An Anthology in Thirty Volumes. 1917.

Ballade of Midsummer Days and Nights

By William Ernest Henley (1849–1903)

WITH a ripple of leaves and a tinkle of streams

The full world rolls in a rhythm of praise,

And the winds are one with the clouds and beams—

Midsummer days! midsummer days!

The dusk grows vast; in a purple haze,

While the west from a rapture of sunset rights,

Faint stars their exquisite lamps upraise—

Midsummer nights! O midsummer nights!

The wood’s green heart is a nest of dreams,

The lush grass thickens and springs and sways,

The rathe wheat rustles, the landscape gleams—

Midsummer days! midsummer days!

In the stilly fields, in the stilly ways,

All secret shadows and mystic lights,

Late lovers murmurous linger and gaze—

Midsummer nights!
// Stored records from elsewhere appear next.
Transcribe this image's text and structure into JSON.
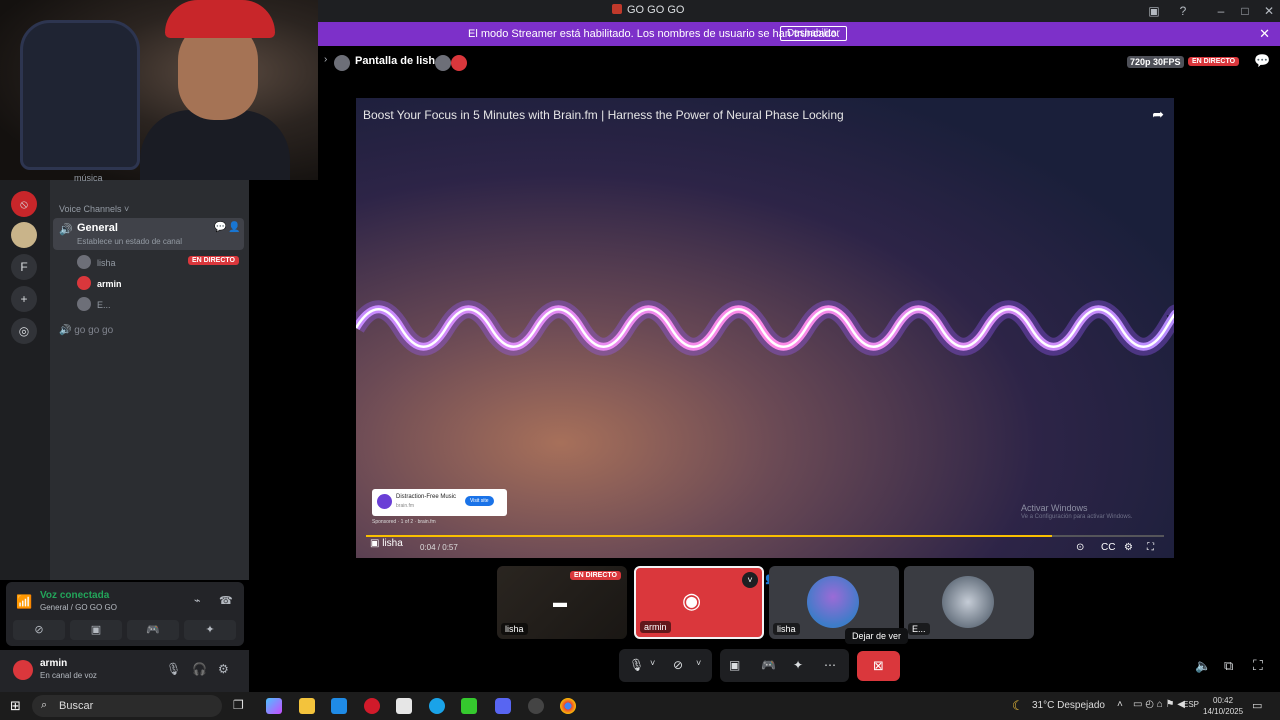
{
  "window": {
    "title": "GO GO GO"
  },
  "banner": {
    "message": "El modo Streamer está habilitado. Los nombres de usuario se han truncado.",
    "disable_label": "Deshabilitar"
  },
  "sidebar": {
    "server_letter": "F",
    "partial_channel": "música",
    "category": "Voice Channels",
    "voice_channel": {
      "name": "General",
      "status": "Establece un estado de canal",
      "users": [
        {
          "name": "lisha",
          "live": "EN DIRECTO"
        },
        {
          "name": "armin"
        },
        {
          "name": "E..."
        }
      ]
    },
    "other_channel": "go go go"
  },
  "voice_panel": {
    "status": "Voz conectada",
    "location": "General / GO GO GO"
  },
  "user_panel": {
    "username": "armin",
    "status": "En canal de voz"
  },
  "stream": {
    "title": "Pantalla de lisha",
    "quality": "720p 30FPS",
    "live": "EN DIRECTO",
    "video_title": "Boost Your Focus in 5 Minutes with Brain.fm | Harness the Power of Neural Phase Locking",
    "ad_title": "Distraction-Free Music",
    "ad_domain": "brain.fm",
    "ad_button": "Visit site",
    "sponsored": "Sponsored · 1 of 2 · brain.fm",
    "time": "0:04 / 0:57",
    "progress": 0.86,
    "streamer_label": "lisha",
    "watermark_title": "Activar Windows",
    "watermark_sub": "Ve a Configuración para activar Windows."
  },
  "tiles": [
    {
      "name": "lisha",
      "live": "EN DIRECTO"
    },
    {
      "name": "armin"
    },
    {
      "name": "lisha"
    },
    {
      "name": "E..."
    }
  ],
  "controls": {
    "tooltip": "Dejar de ver"
  },
  "taskbar": {
    "search": "Buscar",
    "temperature": "31°C",
    "weather": "Despejado",
    "language": "ESP",
    "time": "00:42",
    "date": "14/10/2025"
  },
  "colors": {
    "streamer_banner": "#7d30c9",
    "live_red": "#da373c",
    "voice_green": "#23a55a",
    "blurple": "#5865f2"
  }
}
O midsummer nights!

There’s a music of bells from the trampling teams,

Wild skylarks hover, the gorses blaze,

The rich ripe rose as with incense steams—

Midsummer days! midsummer days!

A soul from the honeysuckle strays,

And the nightingale as from prophet heights

Sings to the earth of her million Mays—

Midsummer nights! O midsummer nights!

ENVOY
And it’s oh! for my dear, and the charm that stays—

Midsummer days! midsummer days!

It’s oh! for my love, and the dark that plights—

Midsummer nights! O midsummer nights!